Q. No one follows our time schedules—I regularly work at least 30 minutes after my shift was supposed to end. Is this fair?
“Rather than asking, ‘Is this fair?’ I recommend tracking the reason your shift isn’t ending on time for 30 days,” says Pamela Stevenson, CVPM, a practice management consultant who owns Veterinary Results Management in Durham, N.C. Here are some common problems and solutions:
- One or more co-workers is tardy. “In this case, you may need a well-defined and enforced system for tracking and addressing tardiness,” Stevenson says. “If several team members consistently arrive late, discuss the problem with your supervisor.” If one person consistently lags behind, talk to your co-worker one-on-one about the problem.
- Your case load is too heavy. “When it seems that there’s not enough staff to cover the appointments, in-house patients, surgical and dental procedures, and drop offs, everyone can feel abused,” Stevenson says. “So the practice may need to adjust its systems, explore ways to work more efficiently, improve patient and client flow, and schedule accordingly.”

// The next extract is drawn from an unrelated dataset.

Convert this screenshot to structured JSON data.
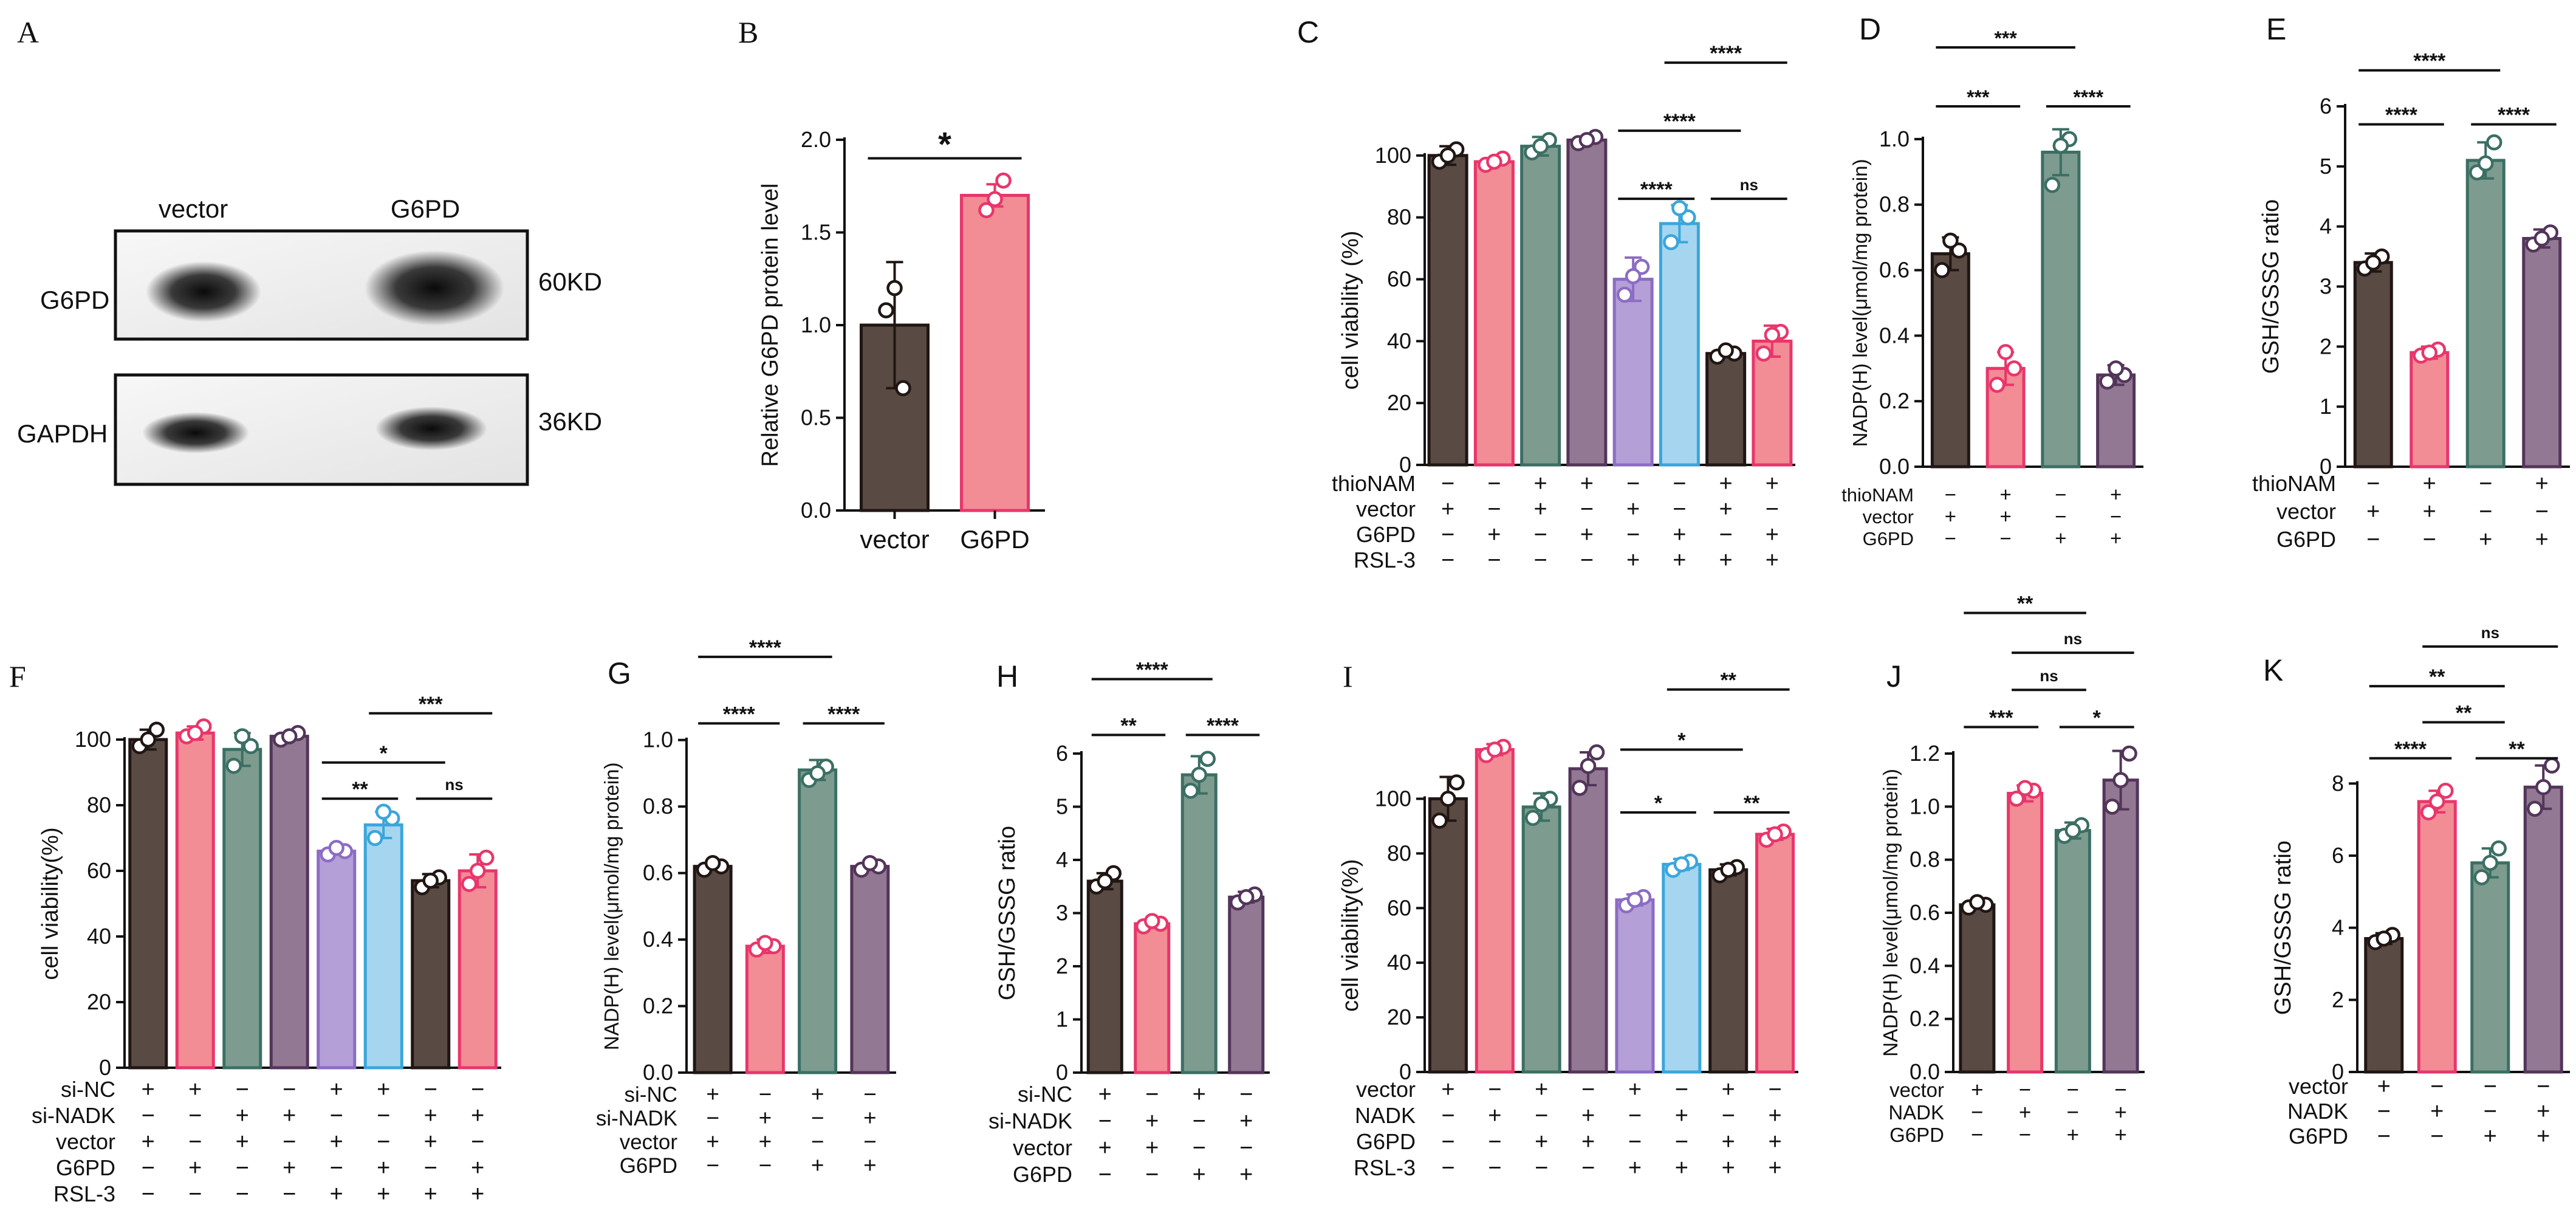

- Your practice doesn’t schedule appropriately. If you’re running behind because you’re still offering treatment or conducting staff rounds, it may be time to revisit your schedule, Stevenson says. “For example, I recommend scheduling shifts to overlap 30 minutes for general practices and up to two hours for 24-hour specialty and emergency practices so you can finish all treatments before the next crew takes over.”